A syntax for formulas is out of scope of the markdown syntax. However, there are good tools available for adding math capabilities on top of markdown. The goal of Scholarly Markdown is to recommend both best practices and tools for this purpose.

Why are formulas challenging?

The de-facto standard syntax for formulas is (La)TeX. However, parsing TeX is a Turing-complete problem. Of course there are subsets of TeX that are much easier to parse and cover most use cases, but there is no consensus on what such a subset is. Instead of trying to fix such a grammar as part of markdown, it is better practice to leave this task to specialized tools for math typesetting.

To successfully compose markdown processors with external tools for handling formulas, however, it is important to have standard libraries available that handle the job of recognizing which parts of a markdown document constitute a formula. Unfortunately, even this task is not as simple as labeling "everything between $...$" as a formula. An practical example that shows some of the difficulties is the following:

$\left\{ x^*\in\mathbb{R}^n \middle| \sum_{i=1}^n x^*=1 \text{ and } x^*_i \leq x^*_j\text{ for all $i$ less than $j$}\right\}$

Note that unescaped $ appear inside the formula. Note also that ranges like *...* that are typically handled by markdown processor appear inside the formula.

What tools are available?

On the server side, Pandoc is an excellent markdown processor that handles formulas by way of LaTeX.

On the client side the situation is more difficult. There are a number of Javascript markdown parsers available. Also, there are tools like MathJax and jqMath that typeset math inside the web browser. However, these currently do not compose well.

The following are some recommendations for converting markdown including TeX formulas into HTML.

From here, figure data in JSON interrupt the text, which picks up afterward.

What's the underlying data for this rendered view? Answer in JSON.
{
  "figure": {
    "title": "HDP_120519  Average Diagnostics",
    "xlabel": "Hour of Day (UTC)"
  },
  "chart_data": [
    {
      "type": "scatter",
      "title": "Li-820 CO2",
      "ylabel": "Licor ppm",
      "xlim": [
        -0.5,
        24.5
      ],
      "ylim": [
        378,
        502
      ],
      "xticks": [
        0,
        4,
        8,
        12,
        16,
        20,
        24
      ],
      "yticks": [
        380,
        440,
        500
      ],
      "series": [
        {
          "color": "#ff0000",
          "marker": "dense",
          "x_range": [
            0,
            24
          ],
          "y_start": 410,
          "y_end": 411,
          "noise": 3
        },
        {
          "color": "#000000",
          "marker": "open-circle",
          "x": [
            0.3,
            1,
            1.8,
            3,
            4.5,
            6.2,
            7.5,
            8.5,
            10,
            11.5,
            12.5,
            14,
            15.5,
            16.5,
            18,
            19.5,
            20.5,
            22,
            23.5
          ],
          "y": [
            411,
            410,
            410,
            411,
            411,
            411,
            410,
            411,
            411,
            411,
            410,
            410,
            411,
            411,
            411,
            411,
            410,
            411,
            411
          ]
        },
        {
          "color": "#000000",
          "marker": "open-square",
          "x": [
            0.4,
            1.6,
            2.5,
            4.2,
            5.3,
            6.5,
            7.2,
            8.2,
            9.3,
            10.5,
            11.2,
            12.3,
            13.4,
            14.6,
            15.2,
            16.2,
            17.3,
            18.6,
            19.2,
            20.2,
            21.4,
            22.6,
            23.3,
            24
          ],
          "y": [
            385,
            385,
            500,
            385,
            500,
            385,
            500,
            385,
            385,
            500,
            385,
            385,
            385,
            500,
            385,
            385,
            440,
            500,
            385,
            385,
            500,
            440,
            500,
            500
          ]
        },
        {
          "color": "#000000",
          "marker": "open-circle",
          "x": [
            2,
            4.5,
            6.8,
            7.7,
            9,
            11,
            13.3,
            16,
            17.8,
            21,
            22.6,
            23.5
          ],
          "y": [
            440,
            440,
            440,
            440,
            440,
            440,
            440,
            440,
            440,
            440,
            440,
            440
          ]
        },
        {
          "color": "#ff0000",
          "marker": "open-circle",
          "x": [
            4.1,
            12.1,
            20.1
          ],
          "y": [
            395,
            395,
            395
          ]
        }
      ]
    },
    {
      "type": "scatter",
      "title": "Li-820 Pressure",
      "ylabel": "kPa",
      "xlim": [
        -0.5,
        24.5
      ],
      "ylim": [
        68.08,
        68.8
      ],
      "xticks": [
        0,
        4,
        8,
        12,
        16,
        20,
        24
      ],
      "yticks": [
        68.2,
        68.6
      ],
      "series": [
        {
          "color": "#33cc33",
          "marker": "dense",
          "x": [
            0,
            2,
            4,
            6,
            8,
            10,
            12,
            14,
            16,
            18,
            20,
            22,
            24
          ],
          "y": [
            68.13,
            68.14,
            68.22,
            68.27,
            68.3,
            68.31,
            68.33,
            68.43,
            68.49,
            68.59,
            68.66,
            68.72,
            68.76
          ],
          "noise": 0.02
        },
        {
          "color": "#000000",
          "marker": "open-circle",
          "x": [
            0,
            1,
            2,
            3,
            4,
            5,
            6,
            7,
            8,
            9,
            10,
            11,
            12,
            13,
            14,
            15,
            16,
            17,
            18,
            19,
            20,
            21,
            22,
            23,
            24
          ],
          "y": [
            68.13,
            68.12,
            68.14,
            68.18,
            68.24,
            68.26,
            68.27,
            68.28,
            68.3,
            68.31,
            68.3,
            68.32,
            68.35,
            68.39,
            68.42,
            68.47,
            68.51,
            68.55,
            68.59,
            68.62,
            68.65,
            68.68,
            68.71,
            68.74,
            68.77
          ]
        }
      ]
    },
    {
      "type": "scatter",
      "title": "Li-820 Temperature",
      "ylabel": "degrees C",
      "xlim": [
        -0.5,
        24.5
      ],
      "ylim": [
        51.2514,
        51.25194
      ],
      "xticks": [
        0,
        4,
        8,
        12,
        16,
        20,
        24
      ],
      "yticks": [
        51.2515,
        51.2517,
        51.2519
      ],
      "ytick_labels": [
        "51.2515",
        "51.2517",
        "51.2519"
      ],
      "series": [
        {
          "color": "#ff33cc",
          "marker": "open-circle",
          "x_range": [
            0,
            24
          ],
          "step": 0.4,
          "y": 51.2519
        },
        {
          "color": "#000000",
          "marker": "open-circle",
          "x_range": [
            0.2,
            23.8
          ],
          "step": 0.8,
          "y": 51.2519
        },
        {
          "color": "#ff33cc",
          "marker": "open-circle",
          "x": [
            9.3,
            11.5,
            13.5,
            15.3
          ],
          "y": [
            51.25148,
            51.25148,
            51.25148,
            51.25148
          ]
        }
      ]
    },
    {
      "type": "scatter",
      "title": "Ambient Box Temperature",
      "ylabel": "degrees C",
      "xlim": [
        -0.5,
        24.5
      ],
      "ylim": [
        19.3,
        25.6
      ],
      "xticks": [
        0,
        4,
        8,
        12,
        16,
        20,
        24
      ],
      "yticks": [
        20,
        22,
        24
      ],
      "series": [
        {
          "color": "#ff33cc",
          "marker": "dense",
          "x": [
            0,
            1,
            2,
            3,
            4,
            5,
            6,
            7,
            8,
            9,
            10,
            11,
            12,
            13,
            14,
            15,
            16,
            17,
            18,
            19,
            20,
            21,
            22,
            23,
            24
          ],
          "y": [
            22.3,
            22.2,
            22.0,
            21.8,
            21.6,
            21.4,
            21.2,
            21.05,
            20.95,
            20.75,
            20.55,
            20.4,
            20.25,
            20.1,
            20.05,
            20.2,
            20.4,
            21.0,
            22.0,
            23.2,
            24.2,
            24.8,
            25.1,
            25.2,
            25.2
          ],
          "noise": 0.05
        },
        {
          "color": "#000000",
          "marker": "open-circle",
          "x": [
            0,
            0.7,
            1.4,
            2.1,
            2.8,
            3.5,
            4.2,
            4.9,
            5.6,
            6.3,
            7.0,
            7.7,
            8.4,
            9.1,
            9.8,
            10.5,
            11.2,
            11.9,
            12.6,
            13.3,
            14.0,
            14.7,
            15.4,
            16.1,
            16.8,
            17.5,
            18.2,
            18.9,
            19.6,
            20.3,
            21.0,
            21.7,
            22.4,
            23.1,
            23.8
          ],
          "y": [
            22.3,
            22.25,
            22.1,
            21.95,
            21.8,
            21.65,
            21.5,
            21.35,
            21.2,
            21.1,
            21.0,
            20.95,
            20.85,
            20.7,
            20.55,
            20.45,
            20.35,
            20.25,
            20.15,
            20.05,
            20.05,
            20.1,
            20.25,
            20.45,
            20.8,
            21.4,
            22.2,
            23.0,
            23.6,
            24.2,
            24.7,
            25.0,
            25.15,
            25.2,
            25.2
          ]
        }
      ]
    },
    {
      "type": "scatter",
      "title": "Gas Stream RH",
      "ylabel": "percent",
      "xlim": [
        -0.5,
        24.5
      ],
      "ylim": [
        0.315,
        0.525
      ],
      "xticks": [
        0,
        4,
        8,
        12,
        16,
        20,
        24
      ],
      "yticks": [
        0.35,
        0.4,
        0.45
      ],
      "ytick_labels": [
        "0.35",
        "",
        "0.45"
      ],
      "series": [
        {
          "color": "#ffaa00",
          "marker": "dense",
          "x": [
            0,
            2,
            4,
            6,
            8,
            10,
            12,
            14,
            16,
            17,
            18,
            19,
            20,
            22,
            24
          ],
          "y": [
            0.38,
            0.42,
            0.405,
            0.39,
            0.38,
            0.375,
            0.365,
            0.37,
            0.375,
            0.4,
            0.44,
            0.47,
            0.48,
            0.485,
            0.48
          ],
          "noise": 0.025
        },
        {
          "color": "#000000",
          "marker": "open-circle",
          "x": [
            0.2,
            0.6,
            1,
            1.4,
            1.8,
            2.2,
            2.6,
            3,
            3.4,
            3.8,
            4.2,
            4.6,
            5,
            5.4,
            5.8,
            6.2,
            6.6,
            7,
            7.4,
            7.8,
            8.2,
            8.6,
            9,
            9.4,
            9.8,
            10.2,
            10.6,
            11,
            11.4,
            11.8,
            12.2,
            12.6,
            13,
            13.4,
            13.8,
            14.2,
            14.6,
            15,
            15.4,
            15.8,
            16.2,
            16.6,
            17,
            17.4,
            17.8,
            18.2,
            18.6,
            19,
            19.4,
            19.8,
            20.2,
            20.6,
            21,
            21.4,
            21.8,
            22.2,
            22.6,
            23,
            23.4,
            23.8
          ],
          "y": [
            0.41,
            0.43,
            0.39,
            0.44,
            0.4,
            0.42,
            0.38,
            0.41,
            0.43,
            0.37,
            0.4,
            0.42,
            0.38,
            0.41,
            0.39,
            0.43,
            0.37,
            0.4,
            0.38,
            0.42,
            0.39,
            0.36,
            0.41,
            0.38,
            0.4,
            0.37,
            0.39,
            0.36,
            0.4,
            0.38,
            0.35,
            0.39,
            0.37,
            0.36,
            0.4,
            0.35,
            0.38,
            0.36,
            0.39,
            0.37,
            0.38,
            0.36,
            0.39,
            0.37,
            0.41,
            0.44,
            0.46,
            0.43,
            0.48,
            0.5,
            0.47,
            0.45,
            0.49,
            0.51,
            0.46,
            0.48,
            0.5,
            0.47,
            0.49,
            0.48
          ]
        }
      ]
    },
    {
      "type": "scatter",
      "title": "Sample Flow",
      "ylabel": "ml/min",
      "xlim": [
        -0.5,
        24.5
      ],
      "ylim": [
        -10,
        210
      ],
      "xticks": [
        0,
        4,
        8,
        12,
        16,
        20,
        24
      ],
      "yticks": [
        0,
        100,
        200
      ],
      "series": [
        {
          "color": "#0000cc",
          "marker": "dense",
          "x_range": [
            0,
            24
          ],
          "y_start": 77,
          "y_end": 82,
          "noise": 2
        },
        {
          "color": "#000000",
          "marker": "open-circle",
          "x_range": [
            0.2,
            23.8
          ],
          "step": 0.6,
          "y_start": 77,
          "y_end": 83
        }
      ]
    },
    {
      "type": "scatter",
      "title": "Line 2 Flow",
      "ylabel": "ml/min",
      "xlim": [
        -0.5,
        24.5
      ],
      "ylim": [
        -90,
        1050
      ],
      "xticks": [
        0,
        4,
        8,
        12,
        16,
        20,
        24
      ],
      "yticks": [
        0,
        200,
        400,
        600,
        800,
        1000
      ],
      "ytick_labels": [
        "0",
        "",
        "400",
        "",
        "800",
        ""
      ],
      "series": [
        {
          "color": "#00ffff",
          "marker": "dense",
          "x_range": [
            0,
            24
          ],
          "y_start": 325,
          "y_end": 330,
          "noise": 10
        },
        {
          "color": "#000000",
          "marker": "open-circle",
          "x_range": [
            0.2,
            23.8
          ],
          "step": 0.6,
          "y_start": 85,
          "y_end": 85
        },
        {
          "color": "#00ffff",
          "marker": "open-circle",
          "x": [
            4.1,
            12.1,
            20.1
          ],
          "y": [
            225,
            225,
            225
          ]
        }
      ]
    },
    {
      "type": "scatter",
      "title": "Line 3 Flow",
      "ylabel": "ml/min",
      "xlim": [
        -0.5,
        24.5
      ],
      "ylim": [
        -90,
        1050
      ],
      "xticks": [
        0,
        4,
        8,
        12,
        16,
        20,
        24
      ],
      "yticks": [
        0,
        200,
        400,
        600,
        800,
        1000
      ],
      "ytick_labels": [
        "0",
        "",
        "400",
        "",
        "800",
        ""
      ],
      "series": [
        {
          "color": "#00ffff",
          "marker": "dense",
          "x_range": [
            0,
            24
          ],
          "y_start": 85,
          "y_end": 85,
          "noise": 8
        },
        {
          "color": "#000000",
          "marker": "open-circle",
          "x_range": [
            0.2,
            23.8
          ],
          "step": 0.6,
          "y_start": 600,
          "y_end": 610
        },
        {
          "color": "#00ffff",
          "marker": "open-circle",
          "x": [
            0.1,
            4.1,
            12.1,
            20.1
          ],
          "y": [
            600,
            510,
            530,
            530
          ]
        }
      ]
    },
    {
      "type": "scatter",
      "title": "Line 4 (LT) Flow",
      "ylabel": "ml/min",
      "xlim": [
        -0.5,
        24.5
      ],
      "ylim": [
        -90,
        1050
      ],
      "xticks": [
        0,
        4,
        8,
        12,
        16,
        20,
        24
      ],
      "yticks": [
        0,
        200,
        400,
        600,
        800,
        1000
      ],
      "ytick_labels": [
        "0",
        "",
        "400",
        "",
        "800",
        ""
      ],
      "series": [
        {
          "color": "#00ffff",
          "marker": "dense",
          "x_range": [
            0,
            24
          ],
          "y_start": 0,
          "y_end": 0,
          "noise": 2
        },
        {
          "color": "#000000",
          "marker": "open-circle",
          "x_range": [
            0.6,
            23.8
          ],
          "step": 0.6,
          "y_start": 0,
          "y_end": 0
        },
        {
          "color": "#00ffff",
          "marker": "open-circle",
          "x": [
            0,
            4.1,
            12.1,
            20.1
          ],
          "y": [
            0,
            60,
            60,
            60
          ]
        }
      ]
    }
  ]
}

  1. If LaTeX is available on the server and JavaScript is not available on the client, then a good practice is to use Pandoc and LaTeX on the server to produce static HTML pages with formulas embedded as images.
  2. If LaTeX is available on the server and JavaScript is available on the client, an alternative is to use Pandoc to convert markdown+TeX into HTML+MathML and use MathJax on the client to typeset MathML if the browser does not support MathML. The advantage of this method over 1) is that formulas are more accessible.
  3. If markdown and TeX conversion are supposed to happen on the client, a good practice is to first typeset formulas using MathJax and then apply a JavaScript markdown library to turn markdown markup into HTML. While the output is sometimes not 100% correct, this generally produces much better results than doing it the other way around.

Future Steps

Future goals of scholarly markdown regarding the support of formulas are:

  • to provide a small library that can recognize TeX formulas inside of markdown documents to ease composability of different tools,
  • to provide reference implementations of markdown processors that integrate well with available mathematical software.

Block Environments

Block environments, e.g., for theorems, lemmas and proofs, are an important of many mathematical documents. These block environments typically stretch over several paragraphs. Markdown syntax does not provide a standard facility for delimiting block environments (other than XML tags) and it is not the goal of scholarly markdown to define one at this point. Other file formats may be better suited to encode block structure.

Further Topics

  • Be able to label equations.
  • Be able to specify anchors.
  • Markdown should be able to recognize variables defined in a preamble.